Alternative Democratic Reform Party - Ideology

Ideology

The party was founded as a single-issue party, to introduce equality between private and public sector pensions. The focus on pension reform allowed it to make it the core campaign issue of all five elections in the first ten years of its formation. By 1998, the party had forced the government to accede almost all of its demands. However, this success has not thwarted the ADR, and it has diversified its programme to cover all aspects of public policy.

The party is a supporter of economic liberalism, having positioned itself to fill a void left by the Democratic Party. The party is critical of public sector waste and the 'elitist' nature of public spending projects. The ADR is socially conservative. It is opposed to euthanasia and assisted suicide. The party places great importance on promoting the Luxembourgish language, and its electoral success in the 1999 election pushed the CSV-DP government to make knowledge of it a criterion for naturalisation. It is opposed to multiple citizenship.

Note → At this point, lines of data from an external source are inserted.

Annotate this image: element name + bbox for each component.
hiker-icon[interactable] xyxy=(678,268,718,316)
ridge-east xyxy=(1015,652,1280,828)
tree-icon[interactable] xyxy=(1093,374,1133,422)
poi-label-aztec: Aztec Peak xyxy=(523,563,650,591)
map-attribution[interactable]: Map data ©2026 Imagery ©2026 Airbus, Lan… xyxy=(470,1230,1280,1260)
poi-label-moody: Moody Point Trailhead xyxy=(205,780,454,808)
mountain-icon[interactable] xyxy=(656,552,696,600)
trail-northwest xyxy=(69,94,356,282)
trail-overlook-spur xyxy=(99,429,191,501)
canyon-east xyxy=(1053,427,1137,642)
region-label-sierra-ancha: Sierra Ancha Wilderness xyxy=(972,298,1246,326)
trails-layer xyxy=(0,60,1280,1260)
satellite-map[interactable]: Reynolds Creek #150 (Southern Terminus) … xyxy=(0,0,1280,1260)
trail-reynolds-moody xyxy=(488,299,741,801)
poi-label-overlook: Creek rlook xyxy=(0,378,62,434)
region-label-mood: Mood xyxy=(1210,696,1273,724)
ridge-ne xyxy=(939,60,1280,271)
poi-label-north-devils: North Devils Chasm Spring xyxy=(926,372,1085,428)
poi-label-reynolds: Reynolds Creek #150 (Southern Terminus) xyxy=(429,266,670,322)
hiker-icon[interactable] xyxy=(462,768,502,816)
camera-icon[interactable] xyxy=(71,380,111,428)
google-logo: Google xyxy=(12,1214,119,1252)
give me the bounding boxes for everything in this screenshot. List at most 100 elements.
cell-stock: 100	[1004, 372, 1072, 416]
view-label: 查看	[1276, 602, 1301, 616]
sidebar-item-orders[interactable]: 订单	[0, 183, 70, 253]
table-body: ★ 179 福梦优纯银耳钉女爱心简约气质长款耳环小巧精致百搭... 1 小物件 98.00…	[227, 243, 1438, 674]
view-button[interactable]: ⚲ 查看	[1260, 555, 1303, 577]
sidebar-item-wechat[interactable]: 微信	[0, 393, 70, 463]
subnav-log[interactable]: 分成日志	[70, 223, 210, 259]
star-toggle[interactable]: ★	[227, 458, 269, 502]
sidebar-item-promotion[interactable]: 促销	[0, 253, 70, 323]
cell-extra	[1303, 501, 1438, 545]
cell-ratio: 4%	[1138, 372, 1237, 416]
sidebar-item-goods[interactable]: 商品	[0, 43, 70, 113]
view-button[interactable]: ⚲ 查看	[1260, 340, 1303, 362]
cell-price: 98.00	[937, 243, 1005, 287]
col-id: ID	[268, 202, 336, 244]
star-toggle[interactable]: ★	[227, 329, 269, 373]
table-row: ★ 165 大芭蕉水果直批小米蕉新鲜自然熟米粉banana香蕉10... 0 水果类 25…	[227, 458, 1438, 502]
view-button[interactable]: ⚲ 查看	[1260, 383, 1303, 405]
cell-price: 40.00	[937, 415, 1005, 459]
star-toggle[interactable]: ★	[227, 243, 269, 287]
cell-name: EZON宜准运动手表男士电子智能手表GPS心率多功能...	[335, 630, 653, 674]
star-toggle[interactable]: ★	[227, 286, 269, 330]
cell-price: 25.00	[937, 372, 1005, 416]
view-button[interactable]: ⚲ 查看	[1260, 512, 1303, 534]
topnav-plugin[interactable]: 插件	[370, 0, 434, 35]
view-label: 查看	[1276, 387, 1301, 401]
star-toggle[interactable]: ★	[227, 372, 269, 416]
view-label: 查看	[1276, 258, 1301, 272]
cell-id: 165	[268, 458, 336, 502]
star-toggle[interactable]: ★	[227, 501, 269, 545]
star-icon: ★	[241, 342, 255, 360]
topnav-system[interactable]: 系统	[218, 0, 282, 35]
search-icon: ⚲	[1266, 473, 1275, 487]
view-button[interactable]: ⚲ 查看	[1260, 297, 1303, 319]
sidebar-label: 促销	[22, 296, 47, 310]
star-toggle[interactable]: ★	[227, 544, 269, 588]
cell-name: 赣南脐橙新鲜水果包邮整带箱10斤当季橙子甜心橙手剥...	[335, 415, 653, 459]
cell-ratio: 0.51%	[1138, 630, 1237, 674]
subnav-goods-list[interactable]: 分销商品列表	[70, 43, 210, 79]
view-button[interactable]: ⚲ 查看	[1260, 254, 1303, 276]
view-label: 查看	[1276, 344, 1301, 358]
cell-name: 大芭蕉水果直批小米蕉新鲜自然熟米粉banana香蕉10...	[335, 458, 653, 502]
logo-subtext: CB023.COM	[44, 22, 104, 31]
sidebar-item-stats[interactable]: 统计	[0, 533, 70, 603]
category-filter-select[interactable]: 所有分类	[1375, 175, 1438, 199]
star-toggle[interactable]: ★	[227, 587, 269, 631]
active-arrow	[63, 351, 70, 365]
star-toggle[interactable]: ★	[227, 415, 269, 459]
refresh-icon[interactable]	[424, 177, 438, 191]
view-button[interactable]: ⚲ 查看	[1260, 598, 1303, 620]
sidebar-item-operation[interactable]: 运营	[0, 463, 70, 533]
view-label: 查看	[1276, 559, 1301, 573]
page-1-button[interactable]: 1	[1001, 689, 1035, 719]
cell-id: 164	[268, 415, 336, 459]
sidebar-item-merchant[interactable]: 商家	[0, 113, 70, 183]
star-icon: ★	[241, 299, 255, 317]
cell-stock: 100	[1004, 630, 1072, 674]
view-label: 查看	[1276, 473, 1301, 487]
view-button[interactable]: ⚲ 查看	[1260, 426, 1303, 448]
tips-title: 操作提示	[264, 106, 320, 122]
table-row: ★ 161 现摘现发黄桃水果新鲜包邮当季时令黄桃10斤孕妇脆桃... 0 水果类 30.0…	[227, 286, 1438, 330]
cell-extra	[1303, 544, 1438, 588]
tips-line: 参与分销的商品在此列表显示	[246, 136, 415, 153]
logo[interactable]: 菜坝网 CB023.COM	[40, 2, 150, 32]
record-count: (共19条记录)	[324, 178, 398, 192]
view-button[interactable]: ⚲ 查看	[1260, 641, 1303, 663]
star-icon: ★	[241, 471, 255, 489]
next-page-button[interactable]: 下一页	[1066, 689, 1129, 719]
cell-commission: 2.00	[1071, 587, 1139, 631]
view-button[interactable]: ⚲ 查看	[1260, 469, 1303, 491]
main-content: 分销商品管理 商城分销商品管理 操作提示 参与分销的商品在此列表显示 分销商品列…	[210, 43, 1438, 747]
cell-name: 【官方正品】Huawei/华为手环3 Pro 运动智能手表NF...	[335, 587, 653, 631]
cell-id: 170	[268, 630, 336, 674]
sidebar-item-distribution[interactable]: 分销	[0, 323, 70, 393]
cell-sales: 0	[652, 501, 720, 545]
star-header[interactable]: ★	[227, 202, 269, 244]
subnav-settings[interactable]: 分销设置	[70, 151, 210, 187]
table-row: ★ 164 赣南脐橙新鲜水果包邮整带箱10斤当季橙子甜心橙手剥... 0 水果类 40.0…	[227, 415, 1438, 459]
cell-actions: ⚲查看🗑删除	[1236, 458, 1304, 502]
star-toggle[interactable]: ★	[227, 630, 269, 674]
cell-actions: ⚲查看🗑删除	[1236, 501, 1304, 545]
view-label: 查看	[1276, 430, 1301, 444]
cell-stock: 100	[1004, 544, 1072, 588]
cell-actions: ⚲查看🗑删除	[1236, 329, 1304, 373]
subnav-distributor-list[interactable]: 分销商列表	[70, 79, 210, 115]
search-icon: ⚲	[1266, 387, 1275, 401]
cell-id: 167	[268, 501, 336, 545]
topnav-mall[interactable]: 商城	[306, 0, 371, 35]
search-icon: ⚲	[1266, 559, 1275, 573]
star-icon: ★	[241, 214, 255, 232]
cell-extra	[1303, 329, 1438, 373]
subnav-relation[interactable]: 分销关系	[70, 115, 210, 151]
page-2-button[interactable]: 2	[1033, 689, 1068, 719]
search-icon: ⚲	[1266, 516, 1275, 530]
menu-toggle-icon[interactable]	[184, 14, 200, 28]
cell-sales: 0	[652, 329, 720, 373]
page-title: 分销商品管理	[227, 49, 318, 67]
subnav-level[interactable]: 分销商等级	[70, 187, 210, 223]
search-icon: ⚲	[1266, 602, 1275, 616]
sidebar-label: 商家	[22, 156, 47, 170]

The party is marked out from the other parties by being Eurosceptic, sharing this position with only the far left, and being the country's most sovereigntist party. The leadership had supported the proposed European Constitution, endorsing it in the 2004 European election, before changing its position in the spring of 2005 under pressure from party members. In its criticism of the EU, the party puts emphasis on the democratic deficit and transparency. However, in heavily pro-European Luxembourg, the ADR has always fared worse in European elections than on national elections, which are held on the same day.